Nos esquemas em (23), SEMi representa o significado da palavra terminada em –ism. Dessa forma, um altruísta tem uma disposição para o altruísmo e um pacifista adere à ideologia do pacifismo. A relação paradigmática entre esses dois esquemas pode conduzir à formação de novas palavras, já que, por meio de uma palavra como determinism (determinismo), é possível facilmente formar determinist (determinista) e

conhecer seu significado de “pessoa que adere ao determinismo”. Em outras palavras, por meio de um dos termos da relação paradigmática é possível criar uma nova palavra e conhecer seu significado, processo que pode ocorrer em ambas as direções, ou seja, seria igualmente fácil formar determinismo a partir de determinista. Entre as formações X-ista e as formações X-ismo, temos o que Basílio (1980) denomina de padrão derivacional geral, formalizado conforme (25) a seguir:

(25) [[Xista  [[Xismo

É importante salientar que, nesses casos, o significado não se traduz apenas como a função composicional das partes de seus constituintes: é, na verdade, o resultado da relação entre palavras com o mesmo grau de complexidade (BOOIJ, 2010: 36). As relações paradigmáticas entre esquemas construcionais revelam a necessidade dos usuários da língua em expressar, de maneira flexível, generalizações correspondentes à interpretação semântica de palavras complexas. Além disso, as construções gramaticais permitem especificar propriedades que não podem ser deduzidas da simples leitura de seus constituintes. Um bom exemplo disso são os compostos VN das línguas neolatinas, como o francês, o italiano e o português, exemplificados a seguir:

(26) Francês a. chauffe-eau quente-água

“aquecedor”

b. coupe-ongle corta-unha

“alicate”

Italiano c. lava-piatti lava-pratos

“lava-louça”

d. porta-lettere leva-cartas

“carteiro”

Português porta-copos mata-mosquito pára-raios limpa-vidros

É possível observar, em (26), que os constituintes dos compostos neolatinos não trazem consigo a ideia de agente/instrumento veiculada no significado final. Essa noção só existe na construção como um todo. Logo, lava-louças, por exemplo, não evoca o significado de instrumento em seus componentes, tampouco trata-se de um certo tipo de louça, mas de uma máquina que lava louças. Dessa forma, essa propriedade não deriva dos constituintes, ou seja, é tomada holisticamente. Nesse caso, agente/instrumento e classe são propriedades holísticas, que só podem ser depreendidas da construção como um todo. Nota-se, ainda, que esse é um tipo de composto exocêntrico, já que a cabeça lexical não é um nome e, no entanto, a palavra composta pertence a essa categoria.

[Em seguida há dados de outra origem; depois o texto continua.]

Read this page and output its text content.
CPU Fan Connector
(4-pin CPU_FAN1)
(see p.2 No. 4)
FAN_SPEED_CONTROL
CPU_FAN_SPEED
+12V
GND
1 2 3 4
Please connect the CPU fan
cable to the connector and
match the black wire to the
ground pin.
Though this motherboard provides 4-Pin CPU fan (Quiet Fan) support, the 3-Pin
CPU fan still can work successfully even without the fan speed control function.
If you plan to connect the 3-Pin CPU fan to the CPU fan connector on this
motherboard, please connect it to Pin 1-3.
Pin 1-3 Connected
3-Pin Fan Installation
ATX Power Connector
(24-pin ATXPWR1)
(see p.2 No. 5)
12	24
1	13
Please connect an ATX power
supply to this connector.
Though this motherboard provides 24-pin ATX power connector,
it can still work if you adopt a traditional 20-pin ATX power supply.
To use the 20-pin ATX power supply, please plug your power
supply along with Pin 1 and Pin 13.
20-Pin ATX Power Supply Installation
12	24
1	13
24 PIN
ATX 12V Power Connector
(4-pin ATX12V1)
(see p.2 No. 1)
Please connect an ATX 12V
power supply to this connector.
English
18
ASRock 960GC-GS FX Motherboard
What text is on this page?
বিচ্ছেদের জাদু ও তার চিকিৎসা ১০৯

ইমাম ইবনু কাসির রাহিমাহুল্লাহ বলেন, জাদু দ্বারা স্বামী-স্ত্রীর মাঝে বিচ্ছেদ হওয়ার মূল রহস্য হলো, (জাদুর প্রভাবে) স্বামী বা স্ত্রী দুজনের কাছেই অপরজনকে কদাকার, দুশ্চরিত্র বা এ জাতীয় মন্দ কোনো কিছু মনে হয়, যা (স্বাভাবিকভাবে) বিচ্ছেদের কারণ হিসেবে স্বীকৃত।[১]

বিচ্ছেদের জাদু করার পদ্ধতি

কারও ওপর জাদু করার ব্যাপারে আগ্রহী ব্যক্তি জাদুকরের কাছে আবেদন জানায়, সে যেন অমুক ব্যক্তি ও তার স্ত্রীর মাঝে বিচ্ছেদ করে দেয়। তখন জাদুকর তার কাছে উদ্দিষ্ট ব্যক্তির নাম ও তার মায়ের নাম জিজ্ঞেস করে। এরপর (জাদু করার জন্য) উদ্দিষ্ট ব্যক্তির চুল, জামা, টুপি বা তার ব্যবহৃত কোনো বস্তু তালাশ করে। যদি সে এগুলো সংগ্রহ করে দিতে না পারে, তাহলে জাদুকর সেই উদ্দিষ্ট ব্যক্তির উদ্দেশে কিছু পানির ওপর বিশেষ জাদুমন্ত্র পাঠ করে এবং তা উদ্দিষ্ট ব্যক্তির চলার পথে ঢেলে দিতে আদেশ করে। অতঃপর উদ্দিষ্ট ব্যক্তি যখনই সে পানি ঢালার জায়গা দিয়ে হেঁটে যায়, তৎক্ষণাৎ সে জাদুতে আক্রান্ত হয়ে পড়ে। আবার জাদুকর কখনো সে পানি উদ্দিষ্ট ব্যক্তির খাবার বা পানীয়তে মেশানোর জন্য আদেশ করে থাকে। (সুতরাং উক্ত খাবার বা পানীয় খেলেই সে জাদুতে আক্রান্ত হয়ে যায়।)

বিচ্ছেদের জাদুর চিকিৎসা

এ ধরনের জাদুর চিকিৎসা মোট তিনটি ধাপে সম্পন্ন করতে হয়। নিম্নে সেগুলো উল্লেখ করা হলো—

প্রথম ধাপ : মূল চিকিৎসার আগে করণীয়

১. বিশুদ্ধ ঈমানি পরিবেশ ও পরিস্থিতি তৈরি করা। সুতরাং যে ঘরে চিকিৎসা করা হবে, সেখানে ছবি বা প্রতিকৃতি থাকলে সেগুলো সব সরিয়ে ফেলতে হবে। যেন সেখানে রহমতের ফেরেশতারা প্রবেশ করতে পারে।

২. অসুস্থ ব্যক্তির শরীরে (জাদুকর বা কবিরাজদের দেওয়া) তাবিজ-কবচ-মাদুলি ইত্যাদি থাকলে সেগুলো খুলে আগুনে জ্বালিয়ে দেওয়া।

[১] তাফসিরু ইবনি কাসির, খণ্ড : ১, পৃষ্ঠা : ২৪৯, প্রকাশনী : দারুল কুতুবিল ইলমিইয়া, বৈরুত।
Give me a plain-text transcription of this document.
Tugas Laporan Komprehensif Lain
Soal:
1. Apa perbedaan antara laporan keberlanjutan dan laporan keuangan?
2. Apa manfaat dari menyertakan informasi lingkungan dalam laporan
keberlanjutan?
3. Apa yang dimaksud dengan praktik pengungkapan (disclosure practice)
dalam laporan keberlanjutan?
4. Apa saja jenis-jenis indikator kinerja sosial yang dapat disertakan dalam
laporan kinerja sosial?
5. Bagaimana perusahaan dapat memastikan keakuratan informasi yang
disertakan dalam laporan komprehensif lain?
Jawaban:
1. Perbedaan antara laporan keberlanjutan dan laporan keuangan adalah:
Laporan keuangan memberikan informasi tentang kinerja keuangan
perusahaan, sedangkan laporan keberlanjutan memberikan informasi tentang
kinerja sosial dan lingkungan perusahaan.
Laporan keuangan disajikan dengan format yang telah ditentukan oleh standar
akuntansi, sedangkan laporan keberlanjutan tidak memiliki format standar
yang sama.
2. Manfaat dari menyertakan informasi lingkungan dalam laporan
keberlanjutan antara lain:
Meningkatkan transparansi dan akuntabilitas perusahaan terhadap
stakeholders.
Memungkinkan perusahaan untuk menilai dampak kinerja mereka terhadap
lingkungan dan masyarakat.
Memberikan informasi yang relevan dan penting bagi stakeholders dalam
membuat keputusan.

A composição exocêntrica é um fenômeno generalizado e apresenta uma produtividade irregular quando se comparam as diferentes línguas naturais. No inglês, por exemplo, existem poucos compostos exocêntricos, como cut-throat (degolador) e pick-pocket (pivete). Por outro lado, no chinês e no japonês, esse tipo de composto ocorre em grande número.